I just hope that the work he was doing will live on!

Talking of living on, we live in Newmarket and breed racehorses. Our printer has three proper Heidelbergs, lots of letter press type, a real working Columbia etc. And he does have a couple of modern litho thingies.

But he does have one slight problem. At Tattersalls he does a lot of the door cards for the racehorse sales. Basically, they are large A3 and biggers one-off posters with the lot number and the horse’s breeding. His largest letters of about 360 points now have a touch of woodworm. Still fibreglass keeps them going.



I had to wait at Liverpool Street for an hour or so yesterday.

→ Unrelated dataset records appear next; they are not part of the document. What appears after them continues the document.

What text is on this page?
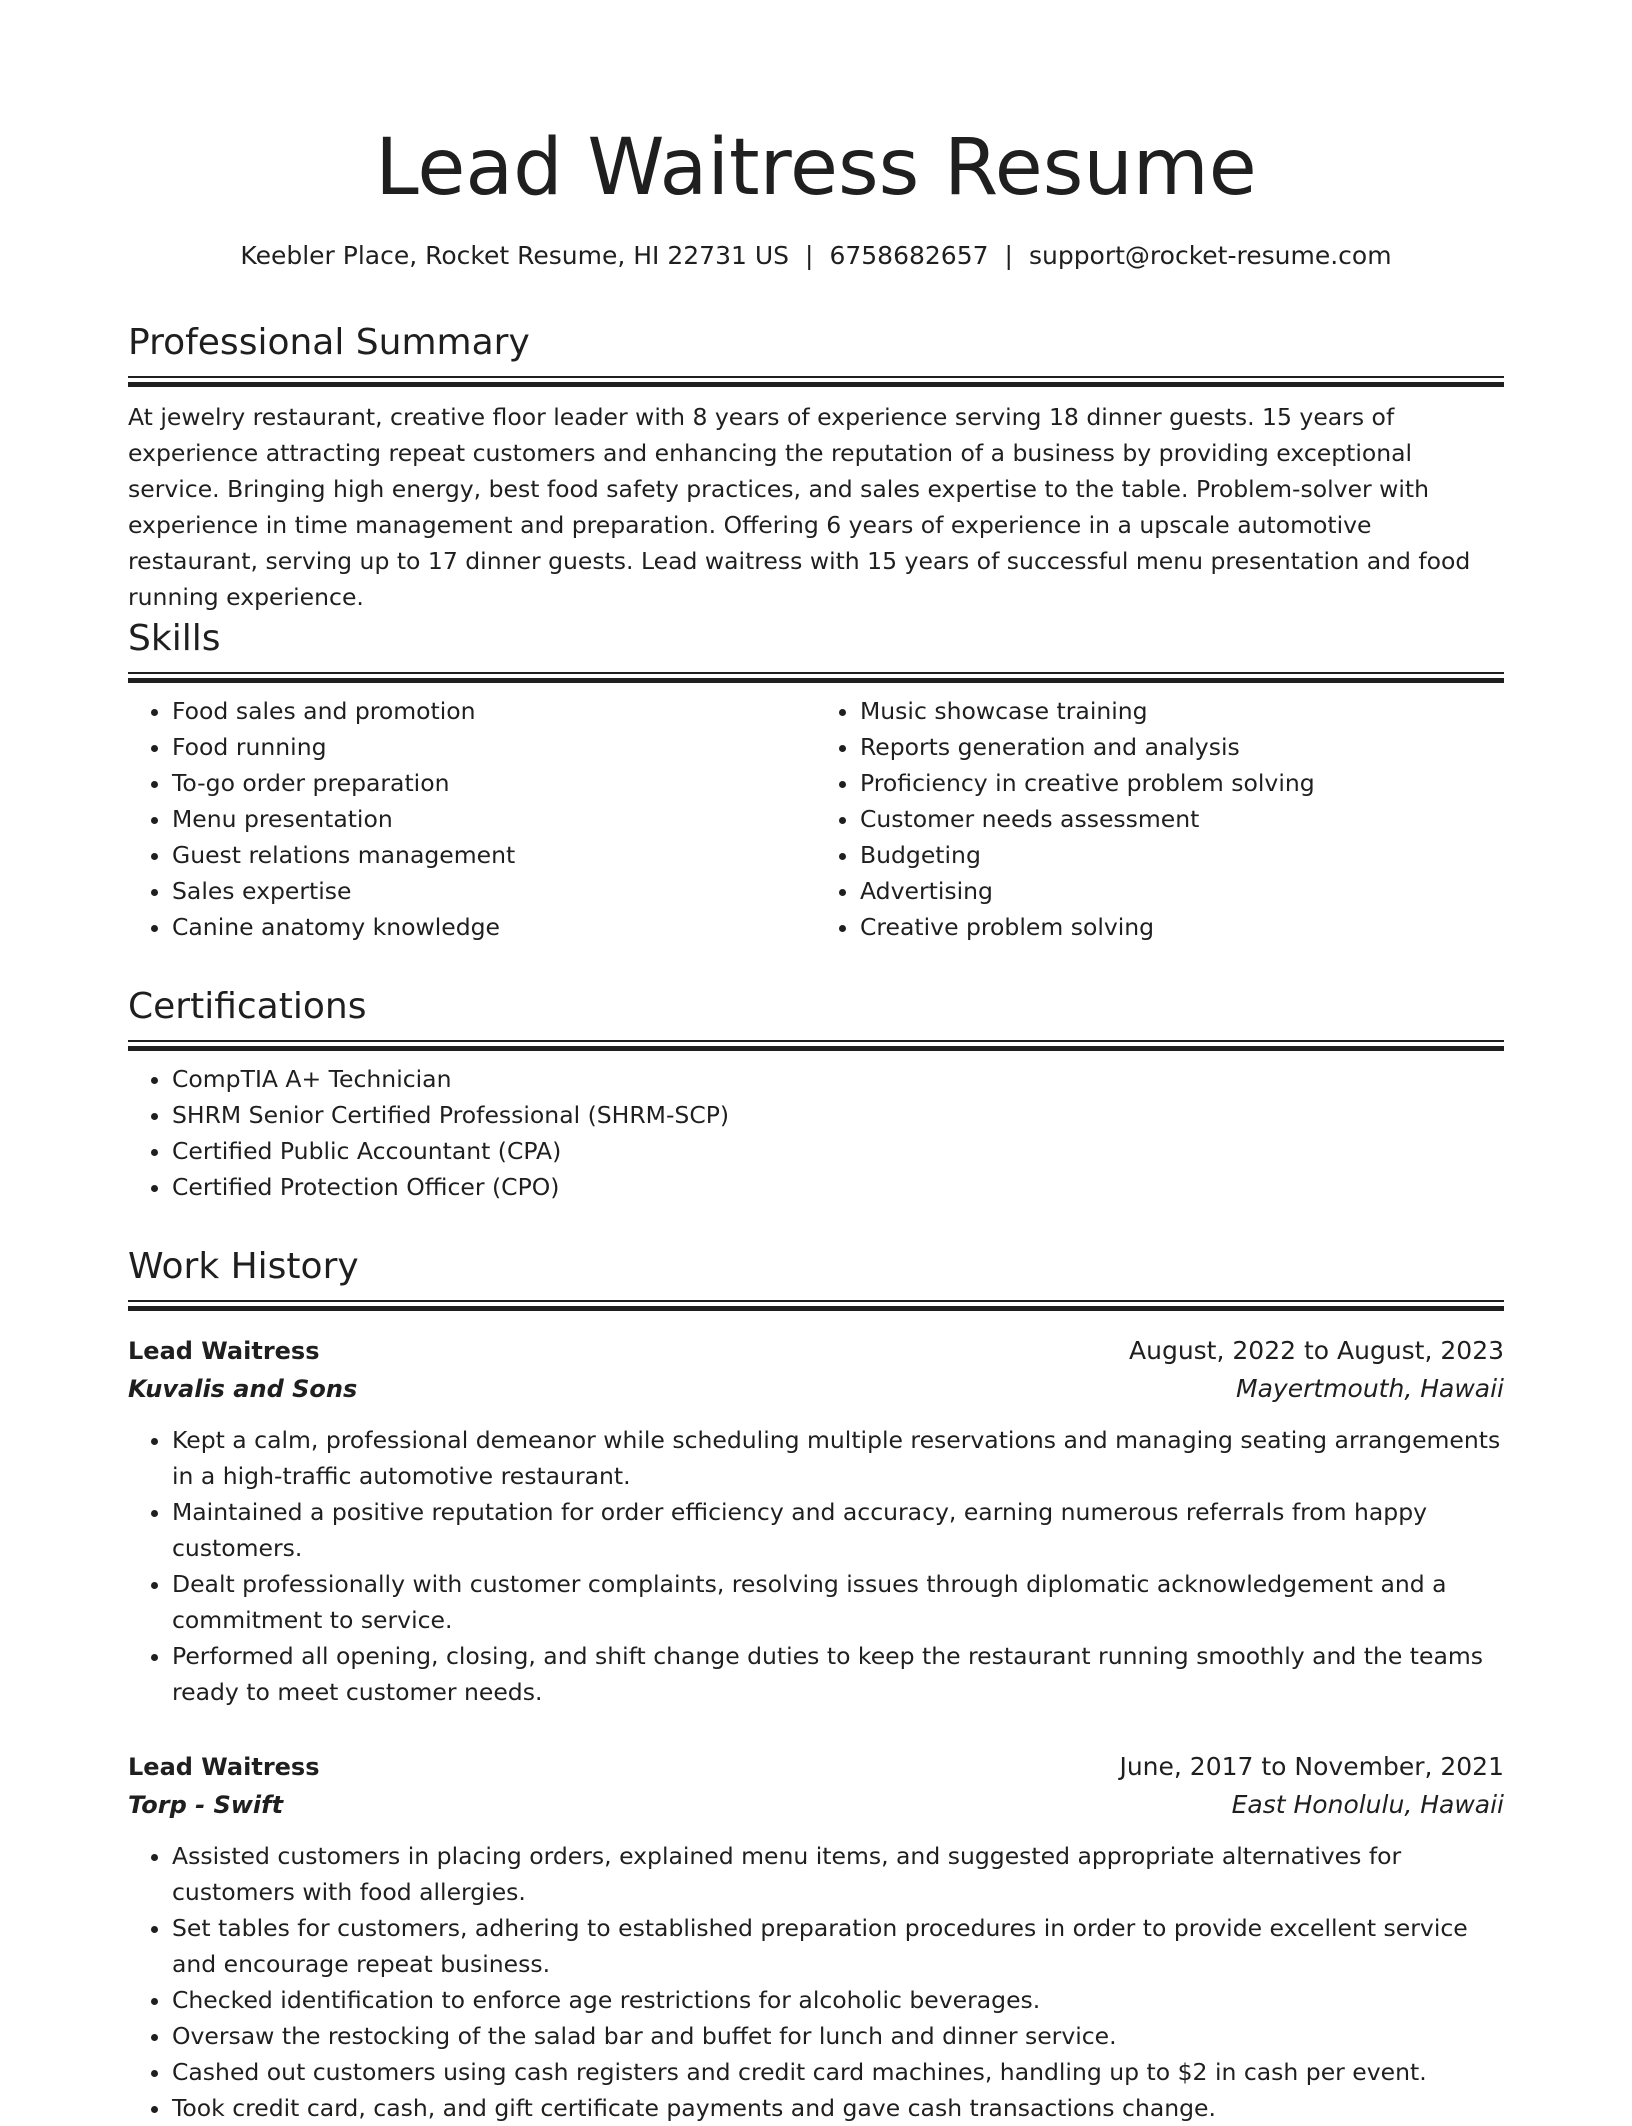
Lead Waitress Resume
Keebler Place, Rocket Resume, HI 22731 US | 6758682657 | support@rocket-resume.com
Professional Summary
At jewelry restaurant, creative floor leader with 8 years of experience serving 18 dinner guests. 15 years of experience attracting repeat customers and enhancing the reputation of a business by providing exceptional service. Bringing high energy, best food safety practices, and sales expertise to the table. Problem-solver with experience in time management and preparation. Offering 6 years of experience in a upscale automotive restaurant, serving up to 17 dinner guests. Lead waitress with 15 years of successful menu presentation and food running experience.
Skills
• Food sales and promotion
• Food running
• To-go order preparation
• Menu presentation
• Guest relations management
• Sales expertise
• Canine anatomy knowledge
• Music showcase training
• Reports generation and analysis
• Proficiency in creative problem solving
• Customer needs assessment
• Budgeting
• Advertising
• Creative problem solving
Certifications
• CompTIA A+ Technician
• SHRM Senior Certified Professional (SHRM-SCP)
• Certified Public Accountant (CPA)
• Certified Protection Officer (CPO)
Work History
Lead Waitress	August, 2022 to August, 2023
Kuvalis and Sons	Mayertmouth, Hawaii
• Kept a calm, professional demeanor while scheduling multiple reservations and managing seating arrangements in a high-traffic automotive restaurant.
• Maintained a positive reputation for order efficiency and accuracy, earning numerous referrals from happy customers.
• Dealt professionally with customer complaints, resolving issues through diplomatic acknowledgement and a commitment to service.
• Performed all opening, closing, and shift change duties to keep the restaurant running smoothly and the teams ready to meet customer needs.
Lead Waitress	June, 2017 to November, 2021
Torp - Swift	East Honolulu, Hawaii
• Assisted customers in placing orders, explained menu items, and suggested appropriate alternatives for customers with food allergies.
• Set tables for customers, adhering to established preparation procedures in order to provide excellent service and encourage repeat business.
• Checked identification to enforce age restrictions for alcoholic beverages.
• Oversaw the restocking of the salad bar and buffet for lunch and dinner service.
• Cashed out customers using cash registers and credit card machines, handling up to $2 in cash per event.
• Took credit card, cash, and gift certificate payments and gave cash transactions change.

I went into Hamilton Hall, which is a giant Wetherspoons emporium on Bishopsgate. They were actually selling Organic Weston’s Cider which made a really pleasant early evening drink. A great change from the usual gnat’s wotsit that passes as cider. It was almost as good as Aspall’s!

Has anybody ever tried Wetherspoons for food? I have sent an e-mail to see what they say.

I never got a reply!

Wednesday, March 02, 2005


Islamic Dress in Schools

Whatever the rights or wrongs of this case, I find the whole thing very sad.

I have no religion at all, but saying that I do believe in many things, one of which is equality of races and sexes.

It saddens me to see women oppressed. This is partly for economic reasons, as if we are all to have a good standard of living, then we must all maximise our earning (or caring) capacity. To walk through certain places, where women are heavily veiled and must be behind their husbands disgusts me.

It's nothing to do with religion, but all to do with the oppression of women.

So why should a girl want to suppress her feelings and personality under a shroud?

Tuesday, March 01, 2005


The Acceptable Face of Football

Swansea City are to be applauded for their compassion for those that have ashes spread at the Vetch Field.

It does seem that sometimes something that is so obvious is never done, simply because of entrenched attitudes. Nothing like that in South Wales.